فَهَلۡ يَنتَظِرُونَ إِلَّا مِثۡلَ أَيَّامِ ٱلَّذِينَ خَلَوۡاْ مِن قَبۡلِهِمۡۚ قُلۡ فَٱنتَظِرُوٓاْ إِنِّي مَعَكُم مِّنَ ٱلۡمُنتَظِرِينَ ١٠٢
Artık onlar beklemezler, ancak kendilerinden evvel geçmiş olanların günlerinin mislini beklerler. De ki: «Bekleyiniz, ben de sizinle beraber bekleyenlerdenim.»
ثُمَّ نُنَجِّي رُسُلَنَا وَٱلَّذِينَ ءَامَنُواْۚ كَذَٰلِكَ حَقًّا عَلَيۡنَا نُنجِ ٱلۡمُؤۡمِنِينَ ١٠٣
Sonra Biz peygamberlerimizi ve imân etmiş olanları kurtarırız. Böylece Bizim üzerimize bir haktır ki, mü'minleri necâta erdiririz.
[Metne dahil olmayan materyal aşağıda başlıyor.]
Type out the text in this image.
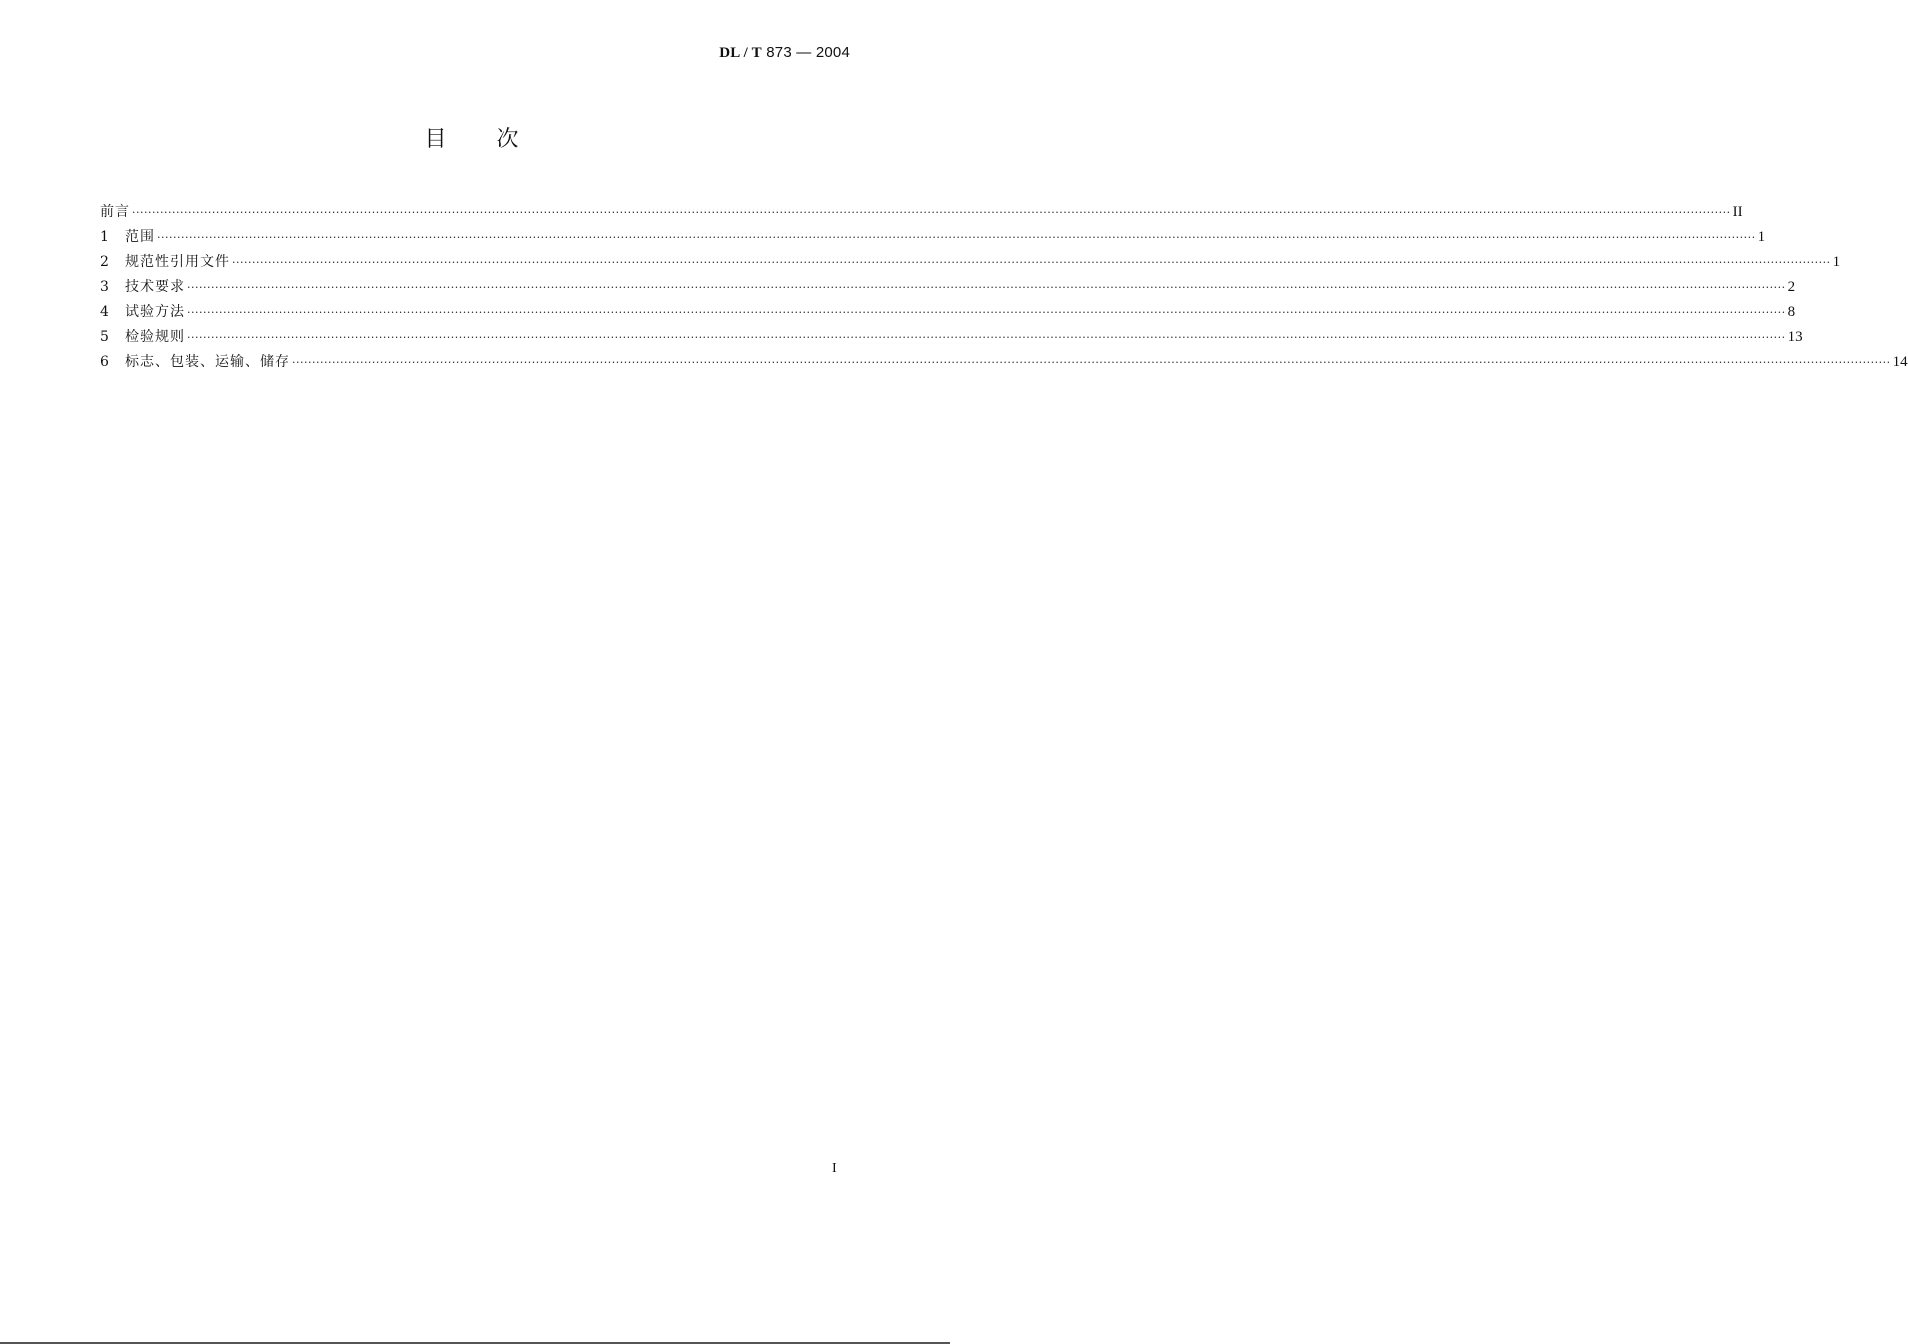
DL / T 873 — 2004
目次
前言 ················································································································································································································································································································································································································ II
1	范围 ················································································································································································································································································································································································································ 1
2	规范性引用文件 ················································································································································································································································································································································································································ 1
3	技术要求 ················································································································································································································································································································································································································ 2
4	试验方法 ················································································································································································································································································································································································································ 8
5	检验规则 ················································································································································································································································································································································································································ 13
6	标志、包装、运输、储存 ················································································································································································································································································································································································································ 14
I
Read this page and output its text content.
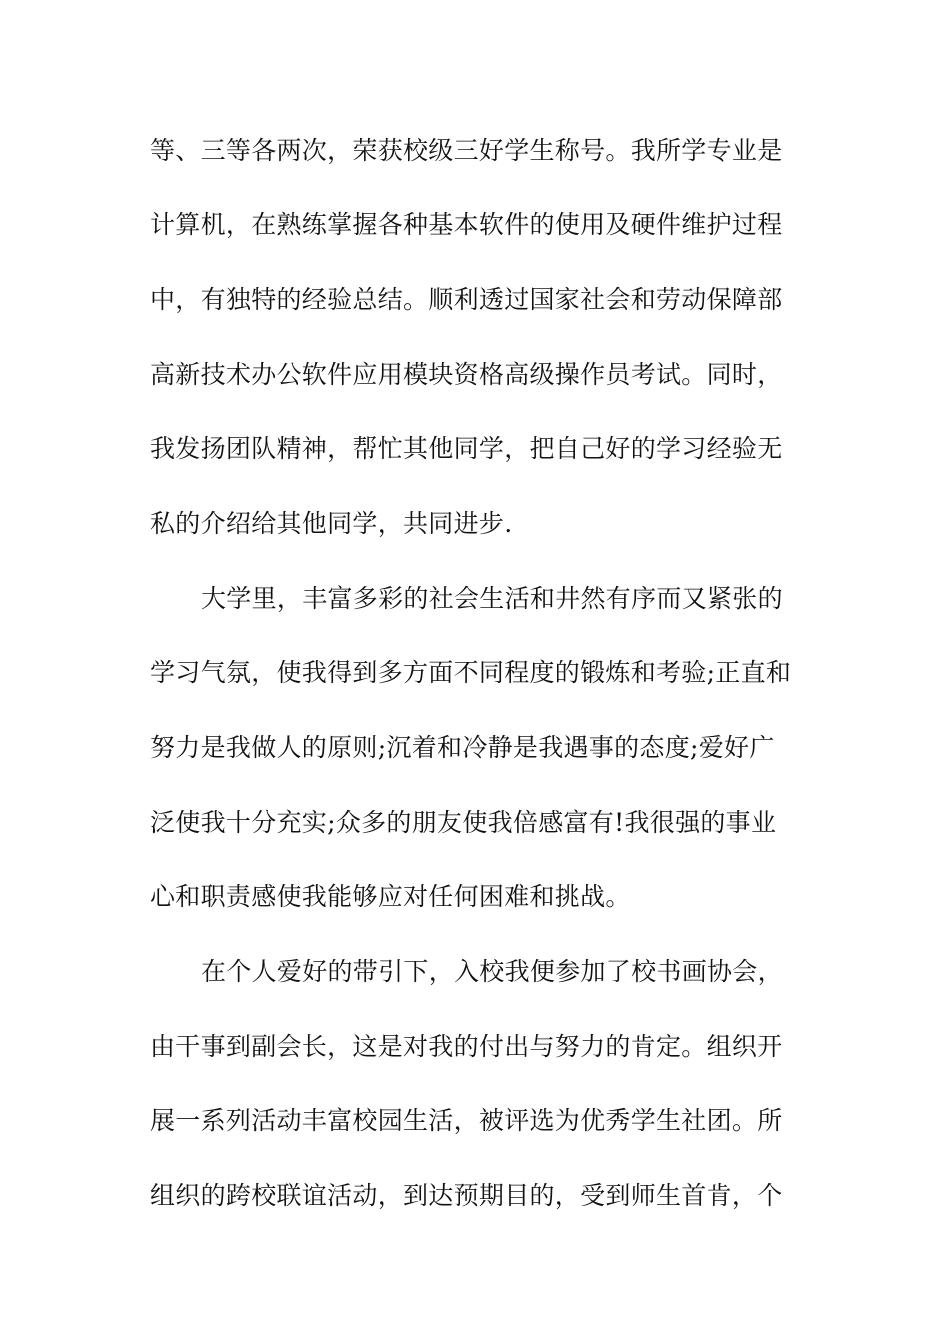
等、三等各两次，荣获校级三好学生称号。我所学专业是
计算机，在熟练掌握各种基本软件的使用及硬件维护过程
中，有独特的经验总结。顺利透过国家社会和劳动保障部
高新技术办公软件应用模块资格高级操作员考试。同时，
我发扬团队精神，帮忙其他同学，把自己好的学习经验无
私的介绍给其他同学，共同进步.
大学里，丰富多彩的社会生活和井然有序而又紧张的
学习气氛，使我得到多方面不同程度的锻炼和考验;正直和
努力是我做人的原则;沉着和冷静是我遇事的态度;爱好广
泛使我十分充实;众多的朋友使我倍感富有!我很强的事业
心和职责感使我能够应对任何困难和挑战。
在个人爱好的带引下，入校我便参加了校书画协会，
由干事到副会长，这是对我的付出与努力的肯定。组织开
展一系列活动丰富校园生活，被评选为优秀学生社团。所
组织的跨校联谊活动，到达预期目的，受到师生首肯，个
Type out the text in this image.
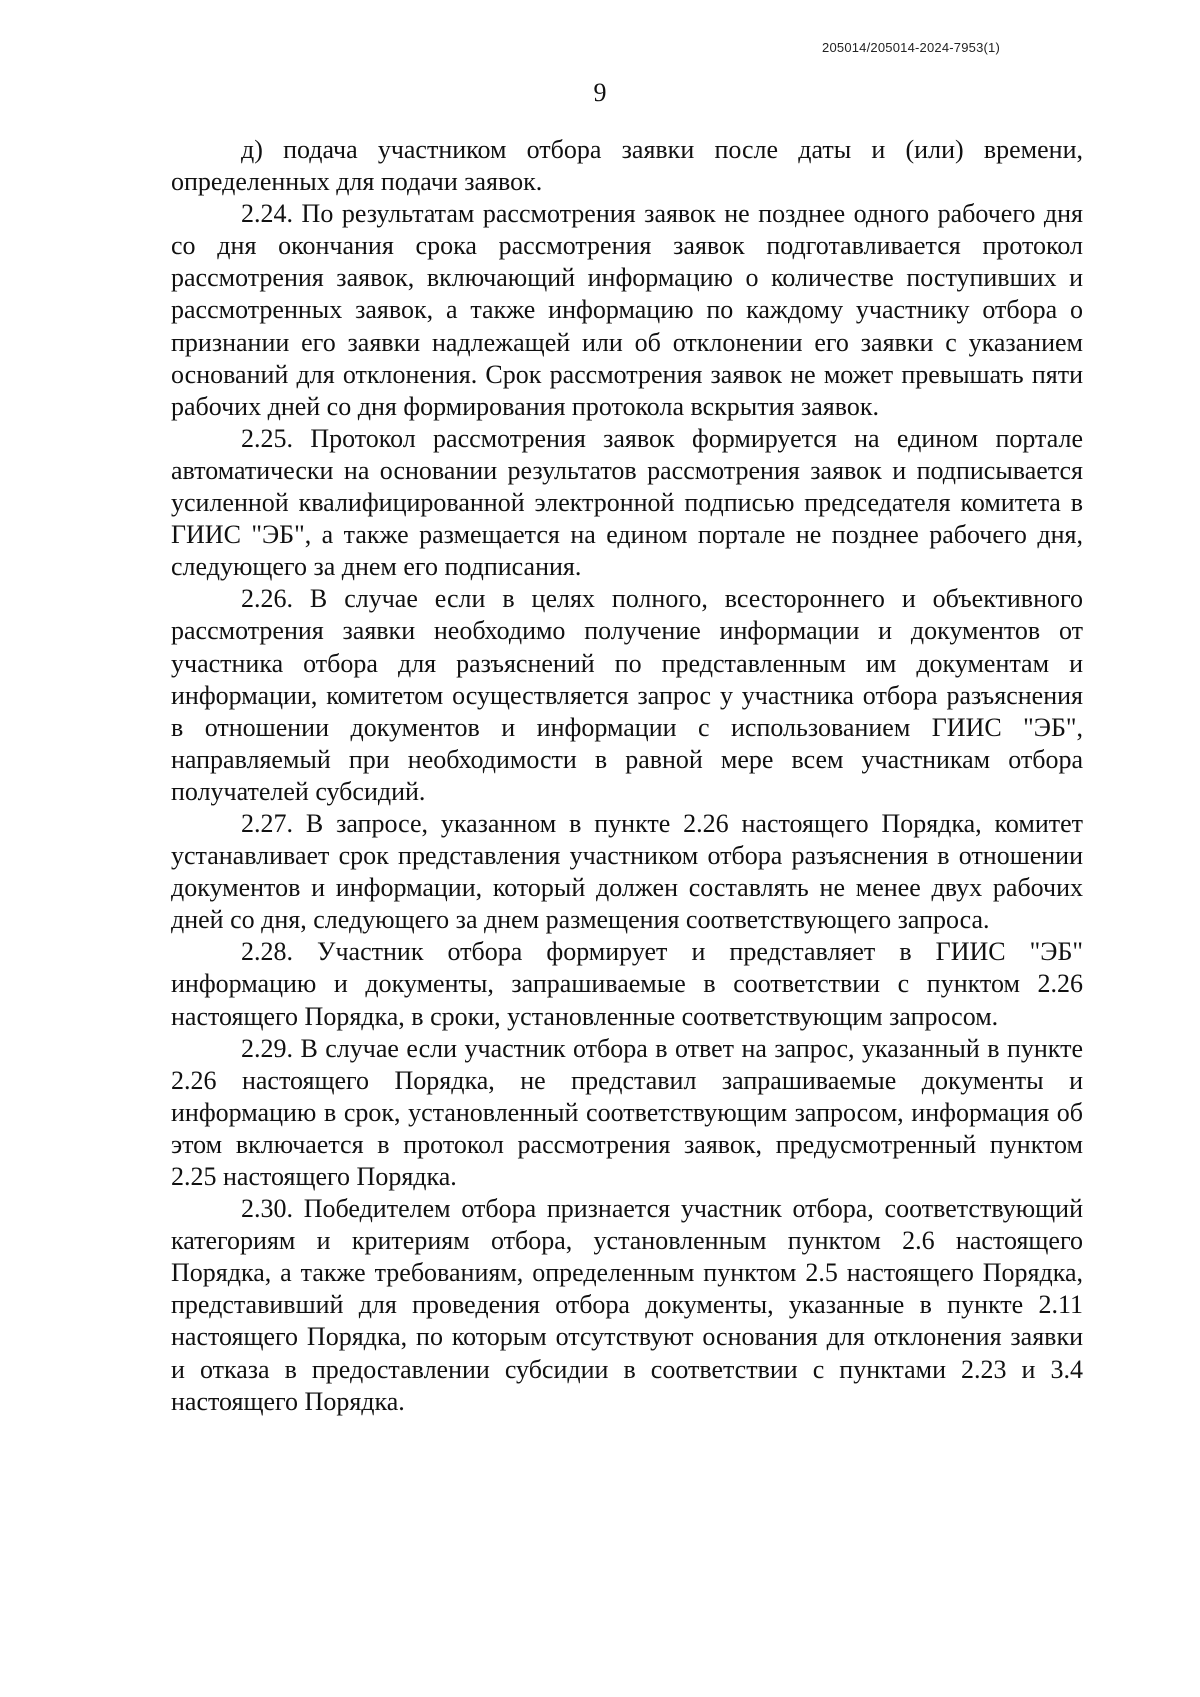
205014/205014-2024-7953(1)
9

д) подача участником отбора заявки после даты и (или) времени, определенных для подачи заявок.

2.24. По результатам рассмотрения заявок не позднее одного рабочего дня со дня окончания срока рассмотрения заявок подготавливается протокол рассмотрения заявок, включающий информацию о количестве поступивших и рассмотренных заявок, а также информацию по каждому участнику отбора о признании его заявки надлежащей или об отклонении его заявки с указанием оснований для отклонения. Срок рассмотрения заявок не может превышать пяти рабочих дней со дня формирования протокола вскрытия заявок.

2.25. Протокол рассмотрения заявок формируется на едином портале автоматически на основании результатов рассмотрения заявок и подписывается усиленной квалифицированной электронной подписью председателя комитета в ГИИС "ЭБ", а также размещается на едином портале не позднее рабочего дня, следующего за днем его подписания.

2.26. В случае если в целях полного, всестороннего и объективного рассмотрения заявки необходимо получение информации и документов от участника отбора для разъяснений по представленным им документам и информации, комитетом осуществляется запрос у участника отбора разъяснения в отношении документов и информации с использованием ГИИС "ЭБ", направляемый при необходимости в равной мере всем участникам отбора получателей субсидий.

2.27. В запросе, указанном в пункте 2.26 настоящего Порядка, комитет устанавливает срок представления участником отбора разъяснения в отношении документов и информации, который должен составлять не менее двух рабочих дней со дня, следующего за днем размещения соответствующего запроса.

2.28. Участник отбора формирует и представляет в ГИИС "ЭБ" информацию и документы, запрашиваемые в соответствии с пунктом 2.26 настоящего Порядка, в сроки, установленные соответствующим запросом.

2.29. В случае если участник отбора в ответ на запрос, указанный в пункте 2.26 настоящего Порядка, не представил запрашиваемые документы и информацию в срок, установленный соответствующим запросом, информация об этом включается в протокол рассмотрения заявок, предусмотренный пунктом 2.25 настоящего Порядка.

2.30. Победителем отбора признается участник отбора, соответствующий категориям и критериям отбора, установленным пунктом 2.6 настоящего Порядка, а также требованиям, определенным пунктом 2.5 настоящего Порядка, представивший для проведения отбора документы, указанные в пункте 2.11 настоящего Порядка, по которым отсутствуют основания для отклонения заявки и отказа в предоставлении субсидии в соответствии с пунктами 2.23 и 3.4 настоящего Порядка.
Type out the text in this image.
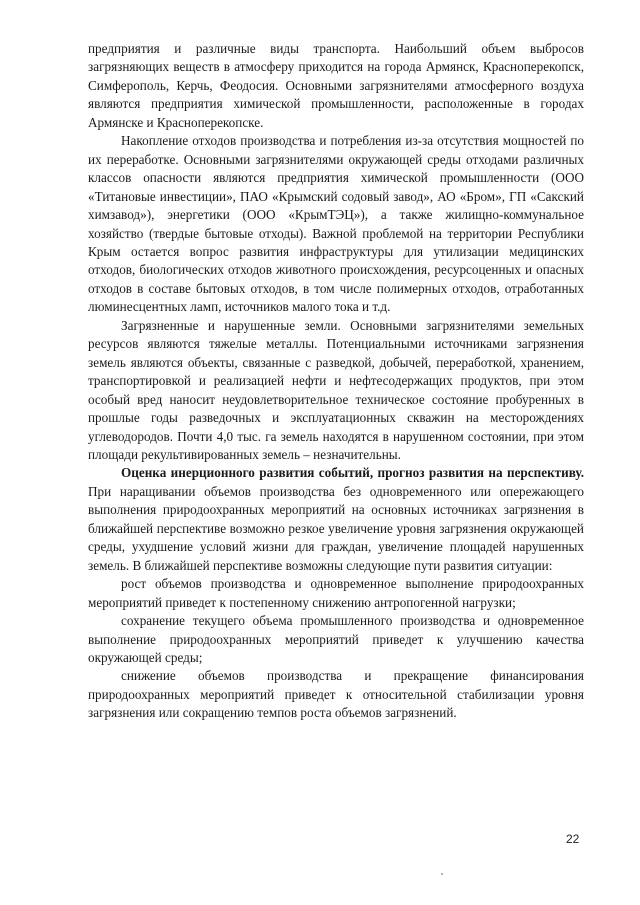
предприятия и различные виды транспорта. Наибольший объем выбросов загрязняющих веществ в атмосферу приходится на города Армянск, Красноперекопск, Симферополь, Керчь, Феодосия. Основными загрязнителями атмосферного воздуха являются предприятия химической промышленности, расположенные в городах Армянске и Красноперекопске.

Накопление отходов производства и потребления из-за отсутствия мощностей по их переработке. Основными загрязнителями окружающей среды отходами различных классов опасности являются предприятия химической промышленности (ООО «Титановые инвестиции», ПАО «Крымский содовый завод», АО «Бром», ГП «Сакский химзавод»), энергетики (ООО «КрымТЭЦ»), а также жилищно-коммунальное хозяйство (твердые бытовые отходы). Важной проблемой на территории Республики Крым остается вопрос развития инфраструктуры для утилизации медицинских отходов, биологических отходов животного происхождения, ресурсоценных и опасных отходов в составе бытовых отходов, в том числе полимерных отходов, отработанных люминесцентных ламп, источников малого тока и т.д.

Загрязненные и нарушенные земли. Основными загрязнителями земельных ресурсов являются тяжелые металлы. Потенциальными источниками загрязнения земель являются объекты, связанные с разведкой, добычей, переработкой, хранением, транспортировкой и реализацией нефти и нефтесодержащих продуктов, при этом особый вред наносит неудовлетворительное техническое состояние пробуренных в прошлые годы разведочных и эксплуатационных скважин на месторождениях углеводородов. Почти 4,0 тыс. га земель находятся в нарушенном состоянии, при этом площади рекультивированных земель – незначительны.

Оценка инерционного развития событий, прогноз развития на перспективу. При наращивании объемов производства без одновременного или опережающего выполнения природоохранных мероприятий на основных источниках загрязнения в ближайшей перспективе возможно резкое увеличение уровня загрязнения окружающей среды, ухудшение условий жизни для граждан, увеличение площадей нарушенных земель. В ближайшей перспективе возможны следующие пути развития ситуации:

рост объемов производства и одновременное выполнение природоохранных мероприятий приведет к постепенному снижению антропогенной нагрузки;

сохранение текущего объема промышленного производства и одновременное выполнение природоохранных мероприятий приведет к улучшению качества окружающей среды;

снижение объемов производства и прекращение финансирования природоохранных мероприятий приведет к относительной стабилизации уровня загрязнения или сокращению темпов роста объемов загрязнений.

22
قُلۡ يَٰٓأَيُّهَا ٱلنَّاسُ إِن كُنتُمۡ فِي شَكّٖ مِّن دِينِي فَلَآ أَعۡبُدُ ٱلَّذِينَ تَعۡبُدُونَ مِن دُونِ ٱللَّهِ وَلَٰكِنۡ أَعۡبُدُ ٱللَّهَ ٱلَّذِي يَتَوَفَّىٰكُمۡۖ وَأُمِرۡتُ أَنۡ أَكُونَ مِنَ ٱلۡمُؤۡمِنِينَ ١٠٤
De ki: «Ey insanlar! Eğer siz benim dinimde bir şüphede iseniz, (haberiniz olsun ki) ben Allah Teâlâ'dan başka taptığınız şeylere ibadet etmem. Velâkin ben o Allah Teâlâ'ya ibadet ederim ki, sizlerin canlarını alıverir ve ben emrolunmuşumdur ki, mü'minlerden olayım.»
وَأَنۡ أَقِمۡ وَجۡهَكَ لِلدِّينِ حَنِيفٗا وَلَا تَكُونَنَّ مِنَ ٱلۡمُشۡرِكِينَ ١٠٥
«Ve yüzünü İslâmiyet'te sabit olarak dine doğrult ve müşriklerden olma.»
وَلَا تَدۡعُ مِن دُونِ ٱللَّهِ مَا لَا يَنفَعُكَ وَلَا يَضُرُّكَۖ فَإِن فَعَلۡتَ فَإِنَّكَ إِذٗا مِّنَ ٱلظَّٰلِمِينَ ١٠٦
«Ve Allah'tan başka sana ne faide ve ne de zarar veremiyecek olanlara ibadet etme. Şayet edecek olursan şüphe yok ki, sen o takdirde zalimlerden olmuş olursun.»
وَإِن يَمۡسَسۡكَ ٱللَّهُ بِضُرّٖ فَلَا كَاشِفَ لَهُۥٓ إِلَّا هُوَۖ وَإِن يُرِدۡكَ بِخَيۡرٖ فَلَا رَآدَّ لِفَضۡلِهِۦۚ يُصِيبُ بِهِۦ مَن يَشَآءُ مِنۡ عِبَادِهِۦۚ وَهُوَ ٱلۡغَفُورُ ٱلرَّحِيمُ ١٠٧
Ve eğer Allah Teâlâ sana bir zarar dokundurursa artık O'ndan başka onu bir açacak yoktur. Ve eğer sana bir hayır dilerse artık O'nun fazlını reddedecek de yoktur. Bunu kullarından dilediğine eriştirir ve gafûrdur rahîmdir.
قُلۡ يَٰٓأَيُّهَا ٱلنَّاسُ قَدۡ جَآءَكُمُ ٱلۡحَقُّ مِن رَّبِّكُمۡۖ فَمَنِ ٱهۡتَدَىٰ فَإِنَّمَا يَهۡتَدِي لِنَفۡسِهِۦۖ وَمَن ضَلَّ فَإِنَّمَا يَضِلُّ عَلَيۡهَاۖ وَمَآ أَنَا۠ عَلَيۡكُم بِوَكِيلٖ ١٠٨
De ki: «Ey insanlar! Muhakkak ki, Rabbiniz tarafından size hak gelmiştir. Artık her kim hidâyeti kabul ederse kendi nefsi için hidâyete ermiş olur. Ve her kim dalâlete düşerse şüphe yok ki, kendi nefsi aleyhine dalâlete düşmüş olur. Ve ben sizin üzerinize bir vekil değilim.»